Heart’s Nancy Wilson has revealed her hilarious remedy for her unplayable first guitar, and it’s a story that anyone with siblings can relate to.
Alongside her older sister, Ann, the guitarist would go on to be the foundation of American hit-makers Heart. Yet, despite being born into a musical family, quality guitars were something of a commodity in the Wilson household.
“When the Beatles showed up, it was like, ‘I must have guitar!’” Wilson says of her earliest influences while guesting on Billy Corgan’s The Magnificent Others podcast. “It absorbed me, it still does. When I was nine, I felt my purpose was to learn every Beatles song, and every hit song.”
So, she got her hands on a guitar. But it was far from the Dean, Gibson, and Fender electric guitars that would later propel her career.

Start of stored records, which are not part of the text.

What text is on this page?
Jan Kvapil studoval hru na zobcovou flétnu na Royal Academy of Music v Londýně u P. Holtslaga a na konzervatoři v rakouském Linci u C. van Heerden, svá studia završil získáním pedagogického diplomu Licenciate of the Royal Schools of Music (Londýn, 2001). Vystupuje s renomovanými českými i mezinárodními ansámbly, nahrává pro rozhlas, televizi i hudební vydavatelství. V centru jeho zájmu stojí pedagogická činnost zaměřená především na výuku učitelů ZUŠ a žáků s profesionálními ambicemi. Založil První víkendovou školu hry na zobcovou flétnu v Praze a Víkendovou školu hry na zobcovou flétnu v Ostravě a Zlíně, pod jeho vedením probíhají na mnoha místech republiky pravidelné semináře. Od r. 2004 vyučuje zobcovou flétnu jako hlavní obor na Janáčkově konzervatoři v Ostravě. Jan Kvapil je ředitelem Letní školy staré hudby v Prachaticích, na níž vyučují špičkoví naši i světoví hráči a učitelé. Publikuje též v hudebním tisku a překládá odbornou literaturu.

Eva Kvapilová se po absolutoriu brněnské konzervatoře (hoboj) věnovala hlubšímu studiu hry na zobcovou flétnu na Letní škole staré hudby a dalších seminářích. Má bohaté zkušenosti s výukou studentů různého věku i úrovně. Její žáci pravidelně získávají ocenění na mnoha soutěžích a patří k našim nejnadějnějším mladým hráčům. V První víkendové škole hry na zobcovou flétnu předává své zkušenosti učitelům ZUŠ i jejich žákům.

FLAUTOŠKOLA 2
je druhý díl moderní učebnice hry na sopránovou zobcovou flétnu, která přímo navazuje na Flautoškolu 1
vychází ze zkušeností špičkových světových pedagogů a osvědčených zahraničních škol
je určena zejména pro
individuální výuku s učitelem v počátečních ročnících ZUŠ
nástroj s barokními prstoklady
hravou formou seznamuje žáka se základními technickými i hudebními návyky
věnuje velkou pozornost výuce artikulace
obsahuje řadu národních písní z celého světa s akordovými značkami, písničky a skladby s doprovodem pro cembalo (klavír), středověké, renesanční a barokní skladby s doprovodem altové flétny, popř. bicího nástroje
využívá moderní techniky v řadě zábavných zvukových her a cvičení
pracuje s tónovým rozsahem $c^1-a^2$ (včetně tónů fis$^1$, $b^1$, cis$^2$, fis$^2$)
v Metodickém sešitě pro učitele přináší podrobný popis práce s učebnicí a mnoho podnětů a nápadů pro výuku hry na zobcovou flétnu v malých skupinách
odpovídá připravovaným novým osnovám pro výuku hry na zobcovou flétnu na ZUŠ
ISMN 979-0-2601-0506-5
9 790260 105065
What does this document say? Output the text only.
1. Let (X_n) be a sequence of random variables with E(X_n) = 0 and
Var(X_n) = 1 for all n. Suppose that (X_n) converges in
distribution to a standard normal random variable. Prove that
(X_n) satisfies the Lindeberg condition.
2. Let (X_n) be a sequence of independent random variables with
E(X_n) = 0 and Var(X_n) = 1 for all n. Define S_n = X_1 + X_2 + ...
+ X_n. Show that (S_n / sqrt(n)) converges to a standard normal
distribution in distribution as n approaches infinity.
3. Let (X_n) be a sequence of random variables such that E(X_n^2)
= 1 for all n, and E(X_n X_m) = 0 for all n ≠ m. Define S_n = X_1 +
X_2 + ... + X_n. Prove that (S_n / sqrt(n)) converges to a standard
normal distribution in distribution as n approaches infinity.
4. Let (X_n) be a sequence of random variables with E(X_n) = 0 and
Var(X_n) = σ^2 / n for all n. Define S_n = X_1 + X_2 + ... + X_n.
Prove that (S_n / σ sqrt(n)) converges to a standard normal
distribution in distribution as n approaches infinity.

“I got the worst guitar of all time,” she laughs. “It was a $30 rental from the Band Stand music store down the road. It was a three-quarter-sized Lyle plywood guitar with a dowel neck. The strings were really high off the fretboard. It was life without Fs; no barre chords allowed.”
There was, however, one good guitar in the family ranks. Naturally, she was drawn to it – but it belonged to her sister.
“Ann got a good guitar from our grandma, because we were all interested in being the Beatles,” Nancy explains. “We didn’t want to be like the guys; we wanted to be the guys.
“Her guitar was really playable, so I'd sneak off with her guitar, and she'd get really pissed off at me.”
Wilson has previously revealed that her neighbors had tried to discourage her from playing guitar for one specific reason, but play she didn't listen, and she soon established herself as one of many guitar greats to have come out of Seattle, making a fan out of Jimmy Page in the process.
Last year, Wilson made the news when her custom-built baritone was stolen from the stage on the eve of Heart’s US tour. Thankfully, the guitar was tracked down after the band took the story to local news and social media channels, and it got its live debut alongside Chappell Roan – a fitting maiden voyage for the sparkling purple axe.